Another question where opinions differ is whether an agricultural center, which would presumably be used for the storage and showing of animals, would be appropriate next to a civic center.
Center still viable
The civic center was originally proposed by the Arts Association in Newton County a way to boost the local economy and attract more businesses. The project's scope continued to grow during the mid-2000s, with the final iteration being a combined $37 million hotel and civic/conference center totaling 165,800 square feet.
However, the $37 million price tag in 2008 was largely inflated by pumped up construction material costs during the height of the housing boom. The original cost of the same basic project in 2006 was $24 million.
While the hotel accounted for a large chunk of the costs, the civic center was still the main piece, and as it
stands, the county only has $5 million in SPLOST monies dedicated to the project.

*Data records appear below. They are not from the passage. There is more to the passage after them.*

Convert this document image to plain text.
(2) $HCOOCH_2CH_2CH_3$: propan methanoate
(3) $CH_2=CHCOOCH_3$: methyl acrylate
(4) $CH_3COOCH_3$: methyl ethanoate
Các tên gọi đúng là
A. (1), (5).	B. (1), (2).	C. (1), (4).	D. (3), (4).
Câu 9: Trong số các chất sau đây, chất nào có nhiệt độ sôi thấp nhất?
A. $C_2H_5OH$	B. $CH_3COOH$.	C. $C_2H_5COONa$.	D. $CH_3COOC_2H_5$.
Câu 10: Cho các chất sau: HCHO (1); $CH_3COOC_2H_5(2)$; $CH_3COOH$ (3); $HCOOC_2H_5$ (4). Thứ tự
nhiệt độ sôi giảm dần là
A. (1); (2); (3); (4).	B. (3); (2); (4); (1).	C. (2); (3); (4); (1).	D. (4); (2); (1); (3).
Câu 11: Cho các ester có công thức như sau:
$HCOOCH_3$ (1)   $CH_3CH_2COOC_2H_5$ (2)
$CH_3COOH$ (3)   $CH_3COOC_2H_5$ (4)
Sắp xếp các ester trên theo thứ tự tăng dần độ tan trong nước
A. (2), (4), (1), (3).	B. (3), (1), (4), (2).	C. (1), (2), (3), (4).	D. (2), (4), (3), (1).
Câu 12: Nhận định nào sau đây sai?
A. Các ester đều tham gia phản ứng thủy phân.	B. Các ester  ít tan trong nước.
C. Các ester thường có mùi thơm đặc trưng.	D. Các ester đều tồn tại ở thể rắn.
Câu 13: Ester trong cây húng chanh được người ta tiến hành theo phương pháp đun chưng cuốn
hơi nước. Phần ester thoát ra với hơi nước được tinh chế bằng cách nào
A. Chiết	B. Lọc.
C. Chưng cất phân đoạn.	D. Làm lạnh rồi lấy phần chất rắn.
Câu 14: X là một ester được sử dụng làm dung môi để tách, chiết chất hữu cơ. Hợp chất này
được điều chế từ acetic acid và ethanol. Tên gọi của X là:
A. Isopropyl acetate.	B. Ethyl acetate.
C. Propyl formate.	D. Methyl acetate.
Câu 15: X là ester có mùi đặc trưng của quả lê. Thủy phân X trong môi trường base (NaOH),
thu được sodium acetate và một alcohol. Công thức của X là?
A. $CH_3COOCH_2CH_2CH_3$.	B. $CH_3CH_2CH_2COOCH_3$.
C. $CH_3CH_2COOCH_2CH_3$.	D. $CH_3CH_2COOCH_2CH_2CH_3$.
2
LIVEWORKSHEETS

"Five million dollars doesn't build a facility any way you look at. We need partnership. Originally it was proposed as city-county partnership and a public-private partnership," said Arts Association Executive Director Buncie Lanners.
The main idea behind the civic center was that Newton County simply didn't have any large meeting space or performing arts facility.
"Would we like to see the project happen? Absolutely. And do we think it could be an economic engine for the city and county? Absolutely," Lanners said. "It would need to be, obviously not just an arts facility, a community facility, a corporate facility, something used by local industries for meetings. There could be many different meetings and groups; all kinds of things could happen."
Lanners said she and others are open to locating a civic center where feasible. She said the group or business that is willing to provide substantial funding for the project will have a large say in where that goes, whether it's a private developer or a local industry.
"I don't think anything is out of the discussion," Lanners said. "A plan will have to be put together to make it work, and that new plan is open. It can include a lot of different options, but I think it will take a lot of people at the table, not just one entity saying we can build this."
One spot proposed a few months ago by community leader Pierce Cline was Georgia Perimeter College, though with the college's new-found money troubles, that option isn't feasible in the short term.
"It appeared to some of us in the community that if we couldn't have the center in Covington it was better to have it at GPC than to not have it at all," Cline said, noting that GPC and area schools both had need of auditorium space.
Regardless of location, Lanners' main concern is preparing Covington for the opportunities that could follow Baxter's announcement.
"With Baxter coming in, there's the potential for not just new industry, but as importantly, new people coming with that industry; new jobs and employees that Newton County and Covington need to be drawing to live within our county.
That is of utmost importance for all of us, our schools, our quality of life," Lanners said. "We know that we have to build the infrastructure so that they want to be here. We believe that this project can be a catalyst for that."